My wife, smart lady that she is, just noted that today it seems that it is so much easier to purchase almost anything in our retail market than to find adequate health care. This is not excellent, just adequate health care that we are speaking about.
Day to day interaction with my patients and their insurance carriers reinforces that comment.
So, this is my post where I get to rant.
For example, one of our friends called me because her significant other was having difficulty breathing. When I spoke to him on the phone I could heal him wheeze and try to catch his breath while talking and was relating to me his difficulty sleeping, laying down and that his feet ankles and calves were severely swollen. These “symptoms on top of fluid in his chest on a recent chest x-ray????
So, his primary care doctor tries to get him to see a cardiologist coming to the same conclusion that I did with the diagnosis of congestive heart failure, especially in light of his previous visit to his cardiologist who found no changes. Congestive heart failure is a diagnosis where by the heart is basically overwhelmed either by a leaky valve or decompensation of the heart muscle, such as a myocardial infarction (heart attack) where there is a back up of fluid into the lungs, which fill up and basically drown the patient.
The soonest that the cardiologist can see the patient is 2 weeks from next Tuesday. Unbelievable and unacceptable! So the friend calls me and in combination with the primary care doctor we manage the patient and get him an appointment in a “few days.”
He is seen, has a number of tests and finds out that he doesn’t have changes to suggest a heart attack and then schedule him for an MRI/CAT scan. This is a somewhat more sophisticated type of x-ray to see the soft tissues, in this care the heart and lungs. He is then diagnosed with a condition called restrictive pericarditis. He is then shipped out to a hospital where they can do a surgical procedure where they make a “pericardial window” to ease the restriction on the heart and allow it to function better.
I know. You are all saying so where are you going with this rant! It gets better.
So, the patient is now breathing better the day or two after surgery, except from diarrhea, elevated potassium, a necessary mineral for the heart muscle to function correctly and some recurring swelling in his ankles. The potassium comes down with corrective medicines and the diarrhea stops Saturday evening, where by they discharge the patient.
Now early Sunday morning I get another panicked phone call telling me that the swelling is now severe, the patient hasn’t urinated since yesterday, the patient’s breathing is “labored” and he can’t stay awake.
I’m just a simple surgeon, actually a plastic surgeon, and what do I know about medicine since all I do is “cut people open and sew them back together.” But the intelligent part of my brain, very small for surgeons, or so I have been told, screams at me that this patient is in renal failure (kidneys not working) or he has more fluid accumulation. I suggest, in very strong terms that the patient needs to be dialyzed, take the excess fluid off so that his heart doesn’t fail and so that he can breathe.

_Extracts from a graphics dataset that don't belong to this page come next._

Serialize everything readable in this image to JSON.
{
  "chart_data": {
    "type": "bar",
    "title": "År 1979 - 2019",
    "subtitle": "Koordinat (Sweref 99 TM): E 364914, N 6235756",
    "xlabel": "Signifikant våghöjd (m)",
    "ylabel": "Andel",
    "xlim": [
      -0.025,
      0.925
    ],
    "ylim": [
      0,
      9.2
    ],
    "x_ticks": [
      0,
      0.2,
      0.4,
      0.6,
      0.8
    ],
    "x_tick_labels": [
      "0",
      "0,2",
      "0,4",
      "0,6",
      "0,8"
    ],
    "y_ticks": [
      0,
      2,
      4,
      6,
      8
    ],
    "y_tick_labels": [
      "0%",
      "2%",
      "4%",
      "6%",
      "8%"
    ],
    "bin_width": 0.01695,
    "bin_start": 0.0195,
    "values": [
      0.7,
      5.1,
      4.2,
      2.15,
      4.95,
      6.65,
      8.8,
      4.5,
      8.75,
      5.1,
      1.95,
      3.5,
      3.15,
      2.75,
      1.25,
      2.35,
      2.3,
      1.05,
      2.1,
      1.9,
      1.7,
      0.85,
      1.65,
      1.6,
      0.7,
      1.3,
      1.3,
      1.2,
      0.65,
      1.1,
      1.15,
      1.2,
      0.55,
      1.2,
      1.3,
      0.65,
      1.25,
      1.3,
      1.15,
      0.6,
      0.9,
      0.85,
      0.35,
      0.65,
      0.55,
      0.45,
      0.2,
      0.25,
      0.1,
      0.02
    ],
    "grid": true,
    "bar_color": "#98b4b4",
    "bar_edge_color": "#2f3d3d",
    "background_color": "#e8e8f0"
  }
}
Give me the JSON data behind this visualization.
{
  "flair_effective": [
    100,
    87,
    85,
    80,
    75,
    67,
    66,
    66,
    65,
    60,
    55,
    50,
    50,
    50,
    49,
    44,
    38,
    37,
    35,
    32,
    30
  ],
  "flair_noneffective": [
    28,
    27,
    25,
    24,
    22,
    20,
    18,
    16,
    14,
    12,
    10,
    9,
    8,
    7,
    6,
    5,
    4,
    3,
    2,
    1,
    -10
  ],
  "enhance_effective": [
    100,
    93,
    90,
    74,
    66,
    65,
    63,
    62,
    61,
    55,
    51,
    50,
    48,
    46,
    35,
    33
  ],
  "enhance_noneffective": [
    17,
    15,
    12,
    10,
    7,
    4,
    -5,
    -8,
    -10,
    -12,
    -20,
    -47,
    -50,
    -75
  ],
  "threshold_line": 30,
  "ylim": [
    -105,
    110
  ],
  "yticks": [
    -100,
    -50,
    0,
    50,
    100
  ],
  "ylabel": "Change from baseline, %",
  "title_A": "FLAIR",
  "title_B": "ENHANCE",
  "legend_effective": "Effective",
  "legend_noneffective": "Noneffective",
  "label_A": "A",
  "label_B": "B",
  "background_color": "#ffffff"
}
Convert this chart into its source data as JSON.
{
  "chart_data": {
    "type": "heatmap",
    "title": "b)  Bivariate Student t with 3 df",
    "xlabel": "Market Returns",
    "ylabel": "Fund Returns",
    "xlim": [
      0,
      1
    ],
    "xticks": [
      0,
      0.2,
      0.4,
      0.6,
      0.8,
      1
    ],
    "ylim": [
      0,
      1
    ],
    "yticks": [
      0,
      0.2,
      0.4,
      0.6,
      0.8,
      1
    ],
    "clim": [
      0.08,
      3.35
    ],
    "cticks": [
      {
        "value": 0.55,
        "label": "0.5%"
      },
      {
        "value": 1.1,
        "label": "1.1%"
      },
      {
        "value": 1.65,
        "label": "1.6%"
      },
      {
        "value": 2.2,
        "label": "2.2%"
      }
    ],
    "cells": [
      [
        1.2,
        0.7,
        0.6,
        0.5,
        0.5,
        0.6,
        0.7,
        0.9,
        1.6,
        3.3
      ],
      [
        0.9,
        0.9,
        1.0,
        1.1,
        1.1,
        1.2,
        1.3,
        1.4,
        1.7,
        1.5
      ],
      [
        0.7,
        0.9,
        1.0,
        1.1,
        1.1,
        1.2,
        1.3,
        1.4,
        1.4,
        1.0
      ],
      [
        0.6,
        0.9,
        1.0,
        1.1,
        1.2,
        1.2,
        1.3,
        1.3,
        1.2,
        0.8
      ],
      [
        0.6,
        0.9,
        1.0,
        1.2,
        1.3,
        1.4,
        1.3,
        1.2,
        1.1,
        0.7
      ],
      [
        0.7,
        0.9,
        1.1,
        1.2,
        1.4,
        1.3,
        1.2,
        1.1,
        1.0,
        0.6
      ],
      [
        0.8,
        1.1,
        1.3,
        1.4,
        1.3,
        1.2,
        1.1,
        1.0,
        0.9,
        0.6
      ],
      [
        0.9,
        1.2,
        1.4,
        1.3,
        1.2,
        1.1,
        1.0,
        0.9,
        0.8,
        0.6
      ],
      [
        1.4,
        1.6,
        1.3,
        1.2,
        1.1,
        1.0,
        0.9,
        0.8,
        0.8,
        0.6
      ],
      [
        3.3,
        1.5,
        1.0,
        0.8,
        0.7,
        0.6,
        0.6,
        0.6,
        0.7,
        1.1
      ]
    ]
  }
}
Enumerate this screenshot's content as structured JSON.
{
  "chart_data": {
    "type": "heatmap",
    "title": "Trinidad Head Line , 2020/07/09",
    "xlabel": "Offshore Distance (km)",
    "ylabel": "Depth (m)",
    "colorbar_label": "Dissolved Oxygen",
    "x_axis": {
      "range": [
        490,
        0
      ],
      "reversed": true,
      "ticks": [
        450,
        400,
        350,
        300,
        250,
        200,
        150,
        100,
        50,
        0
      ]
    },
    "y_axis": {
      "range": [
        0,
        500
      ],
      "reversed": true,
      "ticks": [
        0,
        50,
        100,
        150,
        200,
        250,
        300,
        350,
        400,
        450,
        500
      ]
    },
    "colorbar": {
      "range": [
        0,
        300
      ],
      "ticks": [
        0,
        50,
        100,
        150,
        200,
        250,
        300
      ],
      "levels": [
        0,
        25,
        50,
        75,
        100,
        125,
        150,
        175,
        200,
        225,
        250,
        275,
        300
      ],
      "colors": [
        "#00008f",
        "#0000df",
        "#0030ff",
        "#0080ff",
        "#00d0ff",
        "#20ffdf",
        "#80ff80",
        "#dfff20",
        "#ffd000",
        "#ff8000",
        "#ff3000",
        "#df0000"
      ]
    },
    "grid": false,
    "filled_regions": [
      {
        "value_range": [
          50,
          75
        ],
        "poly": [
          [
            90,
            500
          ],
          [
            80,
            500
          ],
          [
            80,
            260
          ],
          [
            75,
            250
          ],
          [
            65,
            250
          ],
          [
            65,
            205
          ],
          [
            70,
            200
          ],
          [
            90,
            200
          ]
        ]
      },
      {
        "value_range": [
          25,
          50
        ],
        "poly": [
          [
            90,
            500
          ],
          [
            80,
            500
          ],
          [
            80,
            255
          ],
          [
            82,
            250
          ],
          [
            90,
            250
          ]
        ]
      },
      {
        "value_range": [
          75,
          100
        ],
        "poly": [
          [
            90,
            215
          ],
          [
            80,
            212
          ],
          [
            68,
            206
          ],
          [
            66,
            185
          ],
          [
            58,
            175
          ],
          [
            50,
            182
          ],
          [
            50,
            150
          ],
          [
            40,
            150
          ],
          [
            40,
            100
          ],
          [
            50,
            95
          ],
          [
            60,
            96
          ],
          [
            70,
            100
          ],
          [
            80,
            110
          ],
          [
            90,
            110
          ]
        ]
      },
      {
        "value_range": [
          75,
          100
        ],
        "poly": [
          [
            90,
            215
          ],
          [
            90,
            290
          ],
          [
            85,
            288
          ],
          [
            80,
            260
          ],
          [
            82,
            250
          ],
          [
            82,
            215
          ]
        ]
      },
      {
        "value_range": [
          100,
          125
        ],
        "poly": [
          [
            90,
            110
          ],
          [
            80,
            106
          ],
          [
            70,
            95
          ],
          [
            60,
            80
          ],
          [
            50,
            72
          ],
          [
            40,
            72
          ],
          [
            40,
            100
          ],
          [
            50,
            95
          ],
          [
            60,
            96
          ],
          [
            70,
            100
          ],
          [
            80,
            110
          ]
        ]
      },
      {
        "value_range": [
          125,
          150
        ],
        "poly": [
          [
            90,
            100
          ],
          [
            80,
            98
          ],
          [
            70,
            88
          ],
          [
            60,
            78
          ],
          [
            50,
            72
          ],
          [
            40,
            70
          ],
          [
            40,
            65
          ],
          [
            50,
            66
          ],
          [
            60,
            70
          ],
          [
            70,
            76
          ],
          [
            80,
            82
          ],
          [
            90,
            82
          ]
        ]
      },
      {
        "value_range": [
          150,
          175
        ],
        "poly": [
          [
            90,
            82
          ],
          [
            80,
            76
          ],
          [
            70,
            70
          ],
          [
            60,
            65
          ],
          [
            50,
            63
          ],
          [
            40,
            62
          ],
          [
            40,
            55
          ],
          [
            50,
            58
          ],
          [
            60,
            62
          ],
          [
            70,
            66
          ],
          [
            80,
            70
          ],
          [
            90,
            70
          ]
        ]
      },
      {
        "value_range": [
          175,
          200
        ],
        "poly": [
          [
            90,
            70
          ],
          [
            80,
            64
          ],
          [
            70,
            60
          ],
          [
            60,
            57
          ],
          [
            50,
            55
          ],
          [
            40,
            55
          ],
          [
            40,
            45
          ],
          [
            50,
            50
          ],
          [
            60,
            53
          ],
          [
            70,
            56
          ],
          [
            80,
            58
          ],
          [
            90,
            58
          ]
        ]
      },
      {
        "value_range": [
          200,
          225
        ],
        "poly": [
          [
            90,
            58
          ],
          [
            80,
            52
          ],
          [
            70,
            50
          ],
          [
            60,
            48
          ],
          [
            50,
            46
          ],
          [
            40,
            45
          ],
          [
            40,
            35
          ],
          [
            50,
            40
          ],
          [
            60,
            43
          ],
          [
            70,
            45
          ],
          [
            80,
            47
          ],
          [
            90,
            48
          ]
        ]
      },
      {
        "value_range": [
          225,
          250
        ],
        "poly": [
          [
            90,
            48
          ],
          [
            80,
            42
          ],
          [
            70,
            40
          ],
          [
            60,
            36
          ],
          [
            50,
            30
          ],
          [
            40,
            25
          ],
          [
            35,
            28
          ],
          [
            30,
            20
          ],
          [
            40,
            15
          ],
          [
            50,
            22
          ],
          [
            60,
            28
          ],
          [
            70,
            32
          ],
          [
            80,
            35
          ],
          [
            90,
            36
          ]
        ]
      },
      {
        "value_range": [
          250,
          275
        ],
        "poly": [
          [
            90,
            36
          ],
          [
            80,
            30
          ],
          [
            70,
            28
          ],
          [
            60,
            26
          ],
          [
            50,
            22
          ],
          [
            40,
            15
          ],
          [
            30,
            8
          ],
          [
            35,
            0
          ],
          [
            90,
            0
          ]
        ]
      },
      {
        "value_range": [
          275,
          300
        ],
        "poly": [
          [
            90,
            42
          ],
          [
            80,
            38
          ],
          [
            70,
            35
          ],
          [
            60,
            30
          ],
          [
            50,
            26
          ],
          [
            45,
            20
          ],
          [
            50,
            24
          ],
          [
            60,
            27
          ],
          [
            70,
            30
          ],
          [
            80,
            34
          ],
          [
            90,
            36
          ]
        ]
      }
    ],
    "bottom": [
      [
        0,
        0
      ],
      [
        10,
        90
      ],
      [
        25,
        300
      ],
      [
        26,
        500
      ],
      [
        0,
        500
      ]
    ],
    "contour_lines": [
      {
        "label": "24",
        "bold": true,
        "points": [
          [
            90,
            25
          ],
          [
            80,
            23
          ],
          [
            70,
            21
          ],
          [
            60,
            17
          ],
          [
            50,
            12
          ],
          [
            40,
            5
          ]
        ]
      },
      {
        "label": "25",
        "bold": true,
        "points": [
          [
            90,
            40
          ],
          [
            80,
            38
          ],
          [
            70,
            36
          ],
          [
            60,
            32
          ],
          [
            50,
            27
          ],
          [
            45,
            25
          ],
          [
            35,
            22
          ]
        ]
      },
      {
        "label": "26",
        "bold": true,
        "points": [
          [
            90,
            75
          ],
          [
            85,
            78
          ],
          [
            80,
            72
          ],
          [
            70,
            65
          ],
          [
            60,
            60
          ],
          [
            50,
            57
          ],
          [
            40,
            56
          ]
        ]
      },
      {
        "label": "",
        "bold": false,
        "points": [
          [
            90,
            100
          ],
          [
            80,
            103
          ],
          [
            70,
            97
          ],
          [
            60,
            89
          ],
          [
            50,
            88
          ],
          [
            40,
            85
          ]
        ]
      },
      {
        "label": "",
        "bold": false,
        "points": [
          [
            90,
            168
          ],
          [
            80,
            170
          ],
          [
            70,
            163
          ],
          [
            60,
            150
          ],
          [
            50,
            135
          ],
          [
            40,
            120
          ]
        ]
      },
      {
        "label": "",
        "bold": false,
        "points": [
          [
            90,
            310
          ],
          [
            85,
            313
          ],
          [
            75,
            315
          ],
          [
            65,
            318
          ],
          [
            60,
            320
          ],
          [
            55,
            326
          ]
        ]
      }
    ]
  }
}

Yes, he gets admitted to another hospital, due to the fact that the hospital where he had his procedure is fairly far away and his significant other and I were worried that he might arrest, die, if she tried to travel back to that hospital. He is now in the hospital that I suggested where he is having all sorts of tests to try to find out the reason for his kidney failure or reason for the “window” procedure “not working.”
Why am I upset, you might say angry? The patient probably should have been kept overnight instead of being discharged from the hospital where he had his procedure, especially in light of all the problems that he had before the operation as well as the problems after the procedure.
Common sense would lead you to that conclusion. Right? Where was the common sense in the decision making or in fact what was the clinical decision to discharge the patient based upon?
I really believe that common sense and good decision making in medicine is gone.
The patient needs to be discharged based on the coding numbers, diagnostic code, which allows so many days in the hospital. Other wise the hospital will not get paid. Yes, a doctor makes the decisions based on the administrational orders from above, based on the almighty dollar and not the clinical assessment of the patient.
There is something just so wrong with decisions made by the bottom-lined, the financial numbers and not for the safety of the patient.
Here is an example of a poor process, which needs improvement. If not, in the future, the readmission will not be paid to the hospital as well s the physician.
We need to benchmark and decide on the most effective and efficient way of caring for our patients so that we have built in safety factors fro the ever-changing patients and to assist the doctors and the nurses in decision choices.
If this continues the lawyers will have a field day and there will never be a case for trot reform to quell the malpractice problem that we have in our sweet country, which adds to the huge cost of health care and if not corrected a non sustainable situation where the only way that “Affordable Care” to persist is where the Government adds to our already high taxes and sets limits on care-the death panels.